The US Army Corps of Engineers requires contiguous properties in a zone for cost efficiency, and one owner had been reluctant to grant access easements but that position is now changed, Brady said.

"The downside is that the president proposed budget (released this week) has a 22 percent cut in funding for the Corps of Engineers," Brady said. "That doesn't mean it will happen; that's just his wish list."

Timberland garbage issues

Cothren reported the proposed state 2019 Capitol Budget contains $3 million which would be split between Wahkiakum, Pacific and Skamania counties as annual compensation for loss of revenue from state-managed trust timberland encumbered by endangered species habitat restrictions.

Commissioners voted to send a letter to legislators outlining the need for the funding and for development of a permanent solution involving an exchange of timberland.

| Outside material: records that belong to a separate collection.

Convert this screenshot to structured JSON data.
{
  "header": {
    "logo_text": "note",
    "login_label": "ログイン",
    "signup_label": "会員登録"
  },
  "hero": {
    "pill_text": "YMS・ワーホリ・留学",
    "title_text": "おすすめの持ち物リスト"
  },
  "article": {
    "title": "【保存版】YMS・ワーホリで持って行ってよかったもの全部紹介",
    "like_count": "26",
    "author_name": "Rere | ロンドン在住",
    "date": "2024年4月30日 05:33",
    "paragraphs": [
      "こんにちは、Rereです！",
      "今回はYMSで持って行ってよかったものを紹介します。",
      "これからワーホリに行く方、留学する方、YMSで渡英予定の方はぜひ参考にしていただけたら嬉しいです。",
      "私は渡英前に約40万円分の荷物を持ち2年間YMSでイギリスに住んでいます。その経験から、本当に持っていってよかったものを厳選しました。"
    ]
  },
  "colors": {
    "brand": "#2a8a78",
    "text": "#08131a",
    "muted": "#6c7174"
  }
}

Cothren added he fears access to state timberland in the region may be restricted because of illegal dumping. Private timber companies already install gates to keep illegal dumping off their land, and Cothren feels the state may follow suit.

Cothren said he sees much dumped garbage while he performs his security patrols for Hancock Forest Industries.

"There are mattresses and beds, big screen TVs, speakers," he said. "Up Mill Creek, there are dumped cars, etc., on the state managed lands.

"We better have a wake up call or they're going to put up gates."

Members of the commission's audience asked about dumping on private property, and commissioners said the heath department will investigate reports they receive. The department is working with one property owner in the Elochoman Valley, but the progress is slow, Cothren said.